US CPI Preview: Could a HOT Inflation Report Revive a Fed Pause?
US CPI KEY TAKEAWAYS:
- US CPI expectations: 2.6% y/y headline inflation, 3.3% y/y “core” inflation
- The Fed is likely to cut interest rates by 25bps regardless of the inflation reading, though a hotter-than-expected print could certainly raise some questions.
- USD/CAD has broken above the key 1.4100 area, opening the door for another leg higher pending US CPI and the BOC meeting.
When is the US CPI report?
The US CPI report for November will be released at 8:30ET (13:30 GMT) on Wednesday, December 11.
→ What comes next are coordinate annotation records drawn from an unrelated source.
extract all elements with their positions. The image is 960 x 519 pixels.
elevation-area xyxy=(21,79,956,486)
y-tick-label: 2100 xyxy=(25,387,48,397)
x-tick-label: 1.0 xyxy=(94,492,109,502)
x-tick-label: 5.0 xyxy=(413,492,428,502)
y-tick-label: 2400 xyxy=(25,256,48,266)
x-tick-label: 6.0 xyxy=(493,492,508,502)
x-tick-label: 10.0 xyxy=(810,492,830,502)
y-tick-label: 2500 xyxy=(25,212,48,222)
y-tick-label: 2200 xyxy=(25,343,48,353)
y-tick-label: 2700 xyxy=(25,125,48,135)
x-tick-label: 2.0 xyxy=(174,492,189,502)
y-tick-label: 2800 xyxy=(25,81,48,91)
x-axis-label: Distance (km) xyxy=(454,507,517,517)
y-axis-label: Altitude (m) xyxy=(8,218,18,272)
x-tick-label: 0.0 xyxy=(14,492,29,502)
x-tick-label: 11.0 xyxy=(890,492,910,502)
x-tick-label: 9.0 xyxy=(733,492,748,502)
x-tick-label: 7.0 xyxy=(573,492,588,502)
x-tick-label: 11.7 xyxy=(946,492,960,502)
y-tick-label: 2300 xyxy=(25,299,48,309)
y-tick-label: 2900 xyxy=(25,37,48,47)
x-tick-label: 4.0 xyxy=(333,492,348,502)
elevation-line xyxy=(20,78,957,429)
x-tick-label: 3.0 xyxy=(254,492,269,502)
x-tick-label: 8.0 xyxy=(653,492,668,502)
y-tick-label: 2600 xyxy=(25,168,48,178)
What are the US CPI Report Expectations?
Traders and economists are projecting headline CPI to come in at 2.6% y/y, with the core (ex-food and -energy) reading expected at 3.3% y/y.
US CPI Forecast
The Fed, as always, is focused on both maintaining full employment (mixed results on that front after Friday’s NFP report showed more jobs created than expected but a deterioration in the unemployment rate) and inflation, which has stubbornly stalled in the 3% range after a steep decline in 2022 and 2023. Nonetheless, the majority of Fed speakers in recent weeks have indicated that the central bank is on track to cut interest rates by 25bps at the upcoming December meeting, even if that perspective isn’t necessarily unanimous at this point.
As many readers know, the Fed technically focuses on a different measure of inflation, Core PCE, when setting its policy, but for traders, the CPI report is at least as significant because it’s released weeks earlier. As the chart below shows, the year-over-year measure of US CPI has resumed its decline from the 2022 peak in recent months, though economists are expecting it to bump back up to 2.6% this month:
Source: TradingView, StoneX
As the chart above shows, the “Prices” component of the PMI reports – a key leading indicator for CPI itself – has held its own in the mid-50 region, indicating “sticky” price pressures at a firm level.
Crucially, the other key component to watch when it comes to US CPI is the so-called “base effects,” or the influence that the reference period (in this case, 12 months) has on the overall figure. Last November’s 0.1% m/m reading will drop out of the annual calculation after this week’s reading, opening the door for an increase in the headline year-over-year CPI reading as long as the month-over-month reading comes in higher than that.
US Dollar Technical Analysis – USD/CAD Daily Chart
Source: StoneX, TradingView
Turning our attention to the US dollar, USD/CAD is in a particularly interesting spot ahead of the US inflation report and a Bank of Canada meeting less than two hours later. The pair has been in an uptrend since mid-September and finally broke above confluent Fibonacci resistance near 1.41 on Friday. After retesting that level and seeing a strong bounce on Monday, the technical bias remains to the topside for a potential continuation toward the next Fibonacci level of interest just below 1.4300. Meanwhile, only a big reversal to break below 1.4100 and the rising trend line around 1.4050 would erase the near-term bullish bias.